En premier lieu, il résulte de ce qui précède que le moyen par lequel M. A... soutient que l’interdiction de retour sur le territoire français est illégale par voie de conséquence de l’illégalité de l’obligation de quitter le territoire français et de la décision lui refusant le bénéfice d’un délai de départ volontaire doit être écarté.

En deuxième lieu, pour les mêmes motifs que ceux exposés au point 3, le moyen tiré de l’incompétence du signataire de l’arrêté attaqué doit être écarté.

En troisième lieu, aux termes de l’article L. 612-6 du code de l'entrée et du séjour des étrangers et du droit d'asile : « Lorsqu'aucun délai de départ volontaire n'a été accordé à l'étranger, l'autorité administrative assortit la décision portant obligation de quitter le territoire français d'une interdiction de retour sur le territoire français. Des circonstances humanitaires peuvent toutefois justifier que l'autorité administrative n'édicte pas d'interdiction de retour (…) ».

Si le requérant soutient qu’il n’a fait l’objet d’aucune précédente mesure d’éloignement et qu’il ne constitue pas une menace pour l’ordre public, ces circonstances ne sont pas d’une nature telle que le préfet de la Moselle aurait méconnu les dispositions précitées en considérant qu’elles ne constituent pas des circonstances humanitaires faisant obstacle à l’édiction d’une interdiction de retour sur le territoire français. Par suite, le moyen tiré de l’erreur d’appréciation dont serait entachée la décision attaquée doit être écarté.

En quatrième lieu, pour les mêmes motifs que ceux exposés au point 7, la décision portant interdiction de retour sur le territoire français pour une durée de deux ans n’a pas porté au droit de M. A... au respect de sa vie privée et familiale une atteinte disproportionnée au regard des buts en vue desquels elle a été prise. Dès lors, le moyen tiré de la méconnaissance des stipulations de l’article 8 de la convention européenne de sauvegarde des droits de l'homme et des libertés fondamentales doit être écarté.
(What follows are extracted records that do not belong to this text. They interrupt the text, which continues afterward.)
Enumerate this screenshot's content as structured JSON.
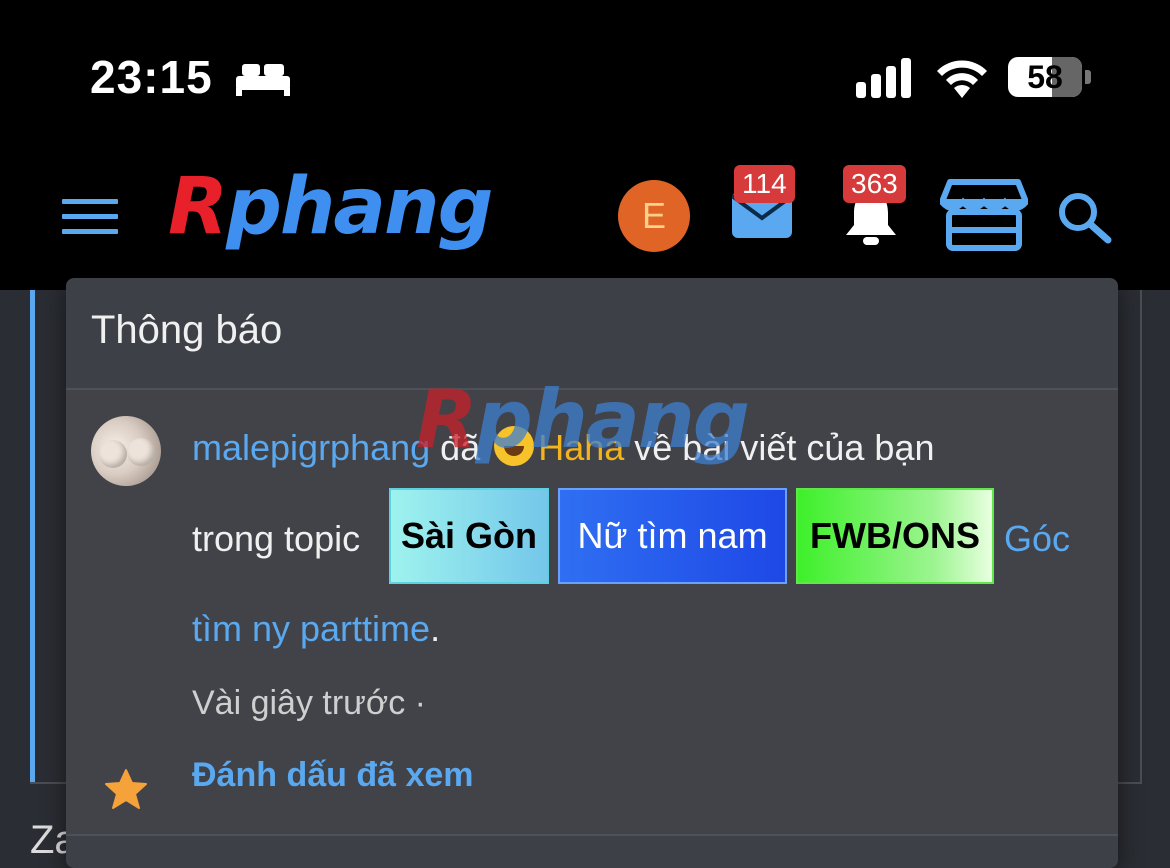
{
  "status_bar": {
    "time": "23:15",
    "battery": "58",
    "icons": [
      "bed-icon",
      "signal-icon",
      "wifi-icon",
      "battery-icon"
    ]
  },
  "header": {
    "logo_part1": "R",
    "logo_part2": "phang",
    "avatar_letter": "E",
    "mail_count": "114",
    "notification_count": "363",
    "icons": [
      "menu-icon",
      "mail-icon",
      "bell-icon",
      "store-icon",
      "search-icon"
    ]
  },
  "panel": {
    "title": "Thông báo",
    "notification": {
      "username": "malepigrphang",
      "action": " đã ",
      "reaction": "Haha",
      "action_rest": " về bài viết của bạn",
      "in_topic": "trong topic ",
      "tags": [
        "Sài Gòn",
        "Nữ tìm nam",
        "FWB/ONS"
      ],
      "topic_start": "Góc",
      "topic_end": "tìm ny parttime",
      "period": ".",
      "time_ago": "Vài giây trước ·",
      "mark_read": "Đánh dấu đã xem"
    }
  },
  "watermark": {
    "part1": "R",
    "part2": "phang"
  },
  "background": {
    "partial_text": "Za"
  },
  "colors": {
    "accent": "#5aa9f0",
    "badge": "#d63a3a",
    "reaction": "#f3b31b",
    "avatar": "#e06426"
  }
}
Il résulte de tout ce qui précède que M. A... n’est pas fondé à demander l’annulation de l’arrêté attaqué ni, par voie de conséquence, qu’il soit enjoint au préfet de la Moselle de lui délivrer une autorisation provisoire de séjour, de réexaminer sa situation, ou d’effacer son signalement dans le système d’information Schengen. Dès lors, la requête de M. A... doit être rejetée, y compris les conclusions présentées sur le fondement de l’article L. 761-1 du code de justice administrative et de l’article 37 de la loi du 10 juillet 1991.


D E C I D E :

Article 1er : La requête de M. A... est rejetée.

Article 2 : Le présent jugement sera notifié à M. D... A..., à Me Pafundi et au préfet de la Moselle.


Délibéré après l’audience du 15 janvier 2026 à laquelle siégeaient :

M. Davesne, président,
M. Maréchal, premier conseiller,
M. Tanzarella Hartmann, conseiller.

Rendu public par mise à disposition au greffe le 12 février 2026.


Le rapporteur,




V. Tanzarella HartmannLe président,




S. Davesne

La greffière,




V. Lagrède

La République mande et ordonne au préfet de la Moselle, en ce qui le concerne, ou à tous commissaires de justice à ce requis, en ce qui concerne les voies de droit commun contre les parties privées, de pourvoir à l’exécution du présent jugement.